Arah beringin condong ke kiri atau ke kanan boleh jadi tergantung dari hasrat para elite Golkar. Mungkinkah ada demokrasi dalam penentuan arah Golkar? Sulit dijawab walau mungkin terpenuhilah syarat prosedural dan legalitas.

Lihatlah betapa Golkar yang sempat diarahkan oleh Akbar dikoreksi Kalla untuk mendukung pemerintah. Kini, akibat Megawati hanya mesam-mesem saat ”bernegosiasi” dengan elite Golkar pada pra-Pemilu Presiden 2014, akhirnya Aburizal menjadikan Partai Golkar sebagai partai ”penyeimbang”.

Dengan ”kecanggihan” elite Golkar untuk bermanuver, dengan pengalaman mendirikan Koalisi Kebangsaan, jangan kaget jika Golkar merupakan ”otak” di balik pendirian KMP. Kekuatan Golkar sebagai penyeimbang makin dahsyat dengan KMP.

Namun, benarkah arah Partai Golkar sudah final? Belum 100 persen. Munas Golkar Jakarta sejak Sabtu (6/12) hingga Senin (8/12) memilih Agung Laksono sebagai Ketum Golkar. Munas Jakarta pun menegaskan dukungan terhadap Joko Widodo-Jusuf Kalla.

Perjalanan sejarah yang dapat menentukan siapa yang terkuat antara Munas Bali dan Munas Jakarta. Akhir perseteruan itu yang menentukan ke mana arah Golkar.

Manuver Golkar

Lagi pula, sungguhkah kader Golkar yang menjabat kepala daerah ingin menjadi penyeimbang? Belum tentu. Apalagi, kepala daerah harus berhubungan dengan pemerintah pusat, setidaknya dalam hal anggaran.

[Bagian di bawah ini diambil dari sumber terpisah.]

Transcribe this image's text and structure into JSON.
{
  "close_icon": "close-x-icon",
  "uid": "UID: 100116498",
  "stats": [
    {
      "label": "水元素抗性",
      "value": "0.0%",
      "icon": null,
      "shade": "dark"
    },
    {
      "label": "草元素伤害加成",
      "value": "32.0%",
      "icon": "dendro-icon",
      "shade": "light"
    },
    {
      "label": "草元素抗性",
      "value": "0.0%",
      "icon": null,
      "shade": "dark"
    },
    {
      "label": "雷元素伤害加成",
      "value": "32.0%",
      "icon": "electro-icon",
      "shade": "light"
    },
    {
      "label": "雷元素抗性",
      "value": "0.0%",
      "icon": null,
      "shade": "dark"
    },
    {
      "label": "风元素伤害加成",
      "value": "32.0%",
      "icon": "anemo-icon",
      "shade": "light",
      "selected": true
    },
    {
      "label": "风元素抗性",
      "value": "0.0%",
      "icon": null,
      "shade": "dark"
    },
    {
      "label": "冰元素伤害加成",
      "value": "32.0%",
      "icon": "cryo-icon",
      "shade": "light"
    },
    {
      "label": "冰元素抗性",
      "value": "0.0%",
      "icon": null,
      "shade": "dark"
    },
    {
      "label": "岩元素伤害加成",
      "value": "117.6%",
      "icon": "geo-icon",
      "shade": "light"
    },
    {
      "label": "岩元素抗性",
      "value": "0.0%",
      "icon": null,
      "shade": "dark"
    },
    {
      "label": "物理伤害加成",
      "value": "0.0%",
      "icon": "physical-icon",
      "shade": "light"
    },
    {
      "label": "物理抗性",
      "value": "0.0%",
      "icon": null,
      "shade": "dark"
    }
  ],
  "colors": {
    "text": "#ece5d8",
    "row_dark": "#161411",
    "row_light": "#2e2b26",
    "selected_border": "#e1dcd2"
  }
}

Jangan-jangan sinergi Golkar dengan KMP—dengan skenario pilkada via DPRD—demi menyapu bersih posisi kepala daerah. Di daerah lumbung suara Golkar, elite Golkar menjadi kepala daerah, di lumbung suara partai lain, Golkar tetap berkuasa berkat KMP.

Kalau dugaan itu benar, elite Golkar sungguh lihai. Tidak sekadar jadi penyeimbang, Golkar juga dapat ”menggergaji pohon lain” di KMP. Golkar pun sempat silang pendapat dengan Demokrat, pendukung Perppu Pilkada Langsung.

Akan tetapi, dengan derasnya ”tekanan” publik, akhirnya, Selasa lalu, Aburizal ”berkicau” untuk mendukung pilkada langsung. Benarkah sikap Aburizal sudah final? Belum tentu.

Namun, ketika bersikeras menjadi penyeimbang dengan menolak pilkada langsung, Golkar tak akan berhadapan dengan koalisi atau parpol lain, tetapi langsung dengan rakyat!